Still need: relay module, thermowells, and a project box of some kind
I downloaded Debian 8.2 yesterday and installed it on an old Dell Latitude D620. I have an Arduino Uno Rev C. I have the Uno plugged into the back USB socket on the Dell. I have the Dell wired to my home network and am going to keep it this way. The Debian install mentioned something about needing non-free firmware for the wireless adapter. I wasn't planning on running wirelessly so no biggie. I configured the OS to run with a static IP address on my network.
Cool. I am running a laptop also. Runs well. Not that hard to link to the non free components needed and install the wifi components.
A couple of things I noticed during the manual install of BrewPi. The WWW root is now installed in /var/www/html. You have to modify the /etc/apache2/sites-available/000-default.conf file to change the WWW root to /var/www.

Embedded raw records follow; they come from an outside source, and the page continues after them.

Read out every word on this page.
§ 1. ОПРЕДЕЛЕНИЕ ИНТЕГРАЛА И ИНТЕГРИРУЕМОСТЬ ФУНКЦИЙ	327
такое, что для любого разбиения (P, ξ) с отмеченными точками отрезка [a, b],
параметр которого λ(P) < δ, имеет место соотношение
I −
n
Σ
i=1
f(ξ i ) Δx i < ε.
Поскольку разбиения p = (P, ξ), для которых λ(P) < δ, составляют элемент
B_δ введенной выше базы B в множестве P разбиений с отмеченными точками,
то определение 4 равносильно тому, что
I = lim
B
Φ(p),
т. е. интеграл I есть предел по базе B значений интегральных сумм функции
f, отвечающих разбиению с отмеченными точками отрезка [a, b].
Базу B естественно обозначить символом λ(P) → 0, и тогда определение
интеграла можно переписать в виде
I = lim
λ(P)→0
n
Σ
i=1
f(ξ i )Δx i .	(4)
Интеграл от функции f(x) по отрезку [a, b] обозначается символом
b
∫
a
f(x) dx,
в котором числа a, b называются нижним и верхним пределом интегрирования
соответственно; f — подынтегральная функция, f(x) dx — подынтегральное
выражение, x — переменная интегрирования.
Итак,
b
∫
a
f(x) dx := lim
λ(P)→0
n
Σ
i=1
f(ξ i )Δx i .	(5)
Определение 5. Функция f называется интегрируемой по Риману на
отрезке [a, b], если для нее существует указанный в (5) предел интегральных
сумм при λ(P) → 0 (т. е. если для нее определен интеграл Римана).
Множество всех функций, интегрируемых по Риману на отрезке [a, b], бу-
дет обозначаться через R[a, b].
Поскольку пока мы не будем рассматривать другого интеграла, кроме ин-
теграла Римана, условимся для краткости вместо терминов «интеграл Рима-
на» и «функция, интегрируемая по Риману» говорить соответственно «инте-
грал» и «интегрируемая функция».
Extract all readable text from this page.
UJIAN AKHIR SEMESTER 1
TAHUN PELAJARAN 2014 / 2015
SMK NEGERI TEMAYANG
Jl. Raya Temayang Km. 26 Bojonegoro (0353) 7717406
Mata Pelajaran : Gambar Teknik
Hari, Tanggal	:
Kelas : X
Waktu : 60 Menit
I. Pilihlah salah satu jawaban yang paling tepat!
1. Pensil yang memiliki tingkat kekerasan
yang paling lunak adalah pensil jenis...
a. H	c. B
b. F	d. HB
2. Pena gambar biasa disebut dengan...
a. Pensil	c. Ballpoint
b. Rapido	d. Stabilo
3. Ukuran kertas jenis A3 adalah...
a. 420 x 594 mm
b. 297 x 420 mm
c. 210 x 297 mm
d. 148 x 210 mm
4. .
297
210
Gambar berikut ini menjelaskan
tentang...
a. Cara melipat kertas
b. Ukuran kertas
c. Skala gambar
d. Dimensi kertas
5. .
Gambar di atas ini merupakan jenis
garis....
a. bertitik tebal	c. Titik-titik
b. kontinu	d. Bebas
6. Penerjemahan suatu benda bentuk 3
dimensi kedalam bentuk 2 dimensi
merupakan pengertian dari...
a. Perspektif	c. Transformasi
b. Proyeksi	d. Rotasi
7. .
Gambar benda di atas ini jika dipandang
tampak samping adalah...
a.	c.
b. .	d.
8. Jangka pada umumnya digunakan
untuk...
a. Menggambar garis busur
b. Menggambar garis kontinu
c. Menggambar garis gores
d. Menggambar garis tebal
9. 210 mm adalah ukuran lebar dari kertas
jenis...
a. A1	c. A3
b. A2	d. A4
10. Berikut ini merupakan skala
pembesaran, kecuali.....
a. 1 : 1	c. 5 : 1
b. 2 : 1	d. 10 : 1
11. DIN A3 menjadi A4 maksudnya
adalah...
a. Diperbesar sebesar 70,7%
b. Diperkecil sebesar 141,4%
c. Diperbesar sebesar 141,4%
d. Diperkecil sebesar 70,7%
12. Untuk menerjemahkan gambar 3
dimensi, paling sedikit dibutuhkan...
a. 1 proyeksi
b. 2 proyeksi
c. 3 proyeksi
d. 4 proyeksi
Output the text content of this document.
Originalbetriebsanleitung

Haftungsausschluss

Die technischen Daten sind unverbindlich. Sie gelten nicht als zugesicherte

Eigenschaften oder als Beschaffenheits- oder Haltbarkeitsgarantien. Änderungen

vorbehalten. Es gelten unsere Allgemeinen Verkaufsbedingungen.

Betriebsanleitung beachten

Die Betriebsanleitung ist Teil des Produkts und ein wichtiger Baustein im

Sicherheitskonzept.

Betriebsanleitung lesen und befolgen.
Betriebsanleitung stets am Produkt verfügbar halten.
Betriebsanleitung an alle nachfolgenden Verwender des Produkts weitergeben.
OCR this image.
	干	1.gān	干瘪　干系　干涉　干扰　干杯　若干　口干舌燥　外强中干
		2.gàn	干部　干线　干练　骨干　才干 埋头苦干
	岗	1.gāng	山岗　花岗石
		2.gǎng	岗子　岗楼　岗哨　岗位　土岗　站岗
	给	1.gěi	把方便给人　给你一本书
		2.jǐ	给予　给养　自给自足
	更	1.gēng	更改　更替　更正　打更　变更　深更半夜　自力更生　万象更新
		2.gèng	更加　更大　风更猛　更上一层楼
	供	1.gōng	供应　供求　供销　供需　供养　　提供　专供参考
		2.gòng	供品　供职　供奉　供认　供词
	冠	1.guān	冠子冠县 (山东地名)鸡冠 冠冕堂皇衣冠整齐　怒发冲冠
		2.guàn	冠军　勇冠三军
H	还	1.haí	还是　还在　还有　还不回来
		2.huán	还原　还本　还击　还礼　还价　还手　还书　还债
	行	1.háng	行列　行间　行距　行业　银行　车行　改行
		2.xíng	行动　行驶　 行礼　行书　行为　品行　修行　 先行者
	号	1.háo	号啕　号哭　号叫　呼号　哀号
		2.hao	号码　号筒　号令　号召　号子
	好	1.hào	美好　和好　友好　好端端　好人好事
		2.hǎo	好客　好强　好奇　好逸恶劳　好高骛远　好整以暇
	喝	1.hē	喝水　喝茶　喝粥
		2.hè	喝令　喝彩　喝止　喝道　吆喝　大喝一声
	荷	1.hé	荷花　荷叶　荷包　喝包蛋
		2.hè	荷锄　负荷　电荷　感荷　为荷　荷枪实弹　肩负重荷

Do this before installing BrewPi. Also check this file /etc/apache2/apache2.conf to see if the WWW root is pointing to the correct location.
I'm still running wheezy so haven't had to go this yet. Still runs fine. Prob have to change one day.
The manual instructions refer to a PI user account that does not exist when installing on a computer. Use your user account in place of the PI user.
After you make any changes to files or directories,
make sure that you re-run the fixPermissions.sh script. This fixed an issue I was seeing after I completed my setup.
I wired my setup exactly as described except for the relays (which I don't have yet). In the relays place I put a red LED and a blue LED, to test wiring functionality. I tested my temp sensors using a glass of ice water and everything appears to be working correctly. I just need my missing parts and I should be good to go.
Thanks to everyone for great information in this thread.
I hope I added some info that someone else can use.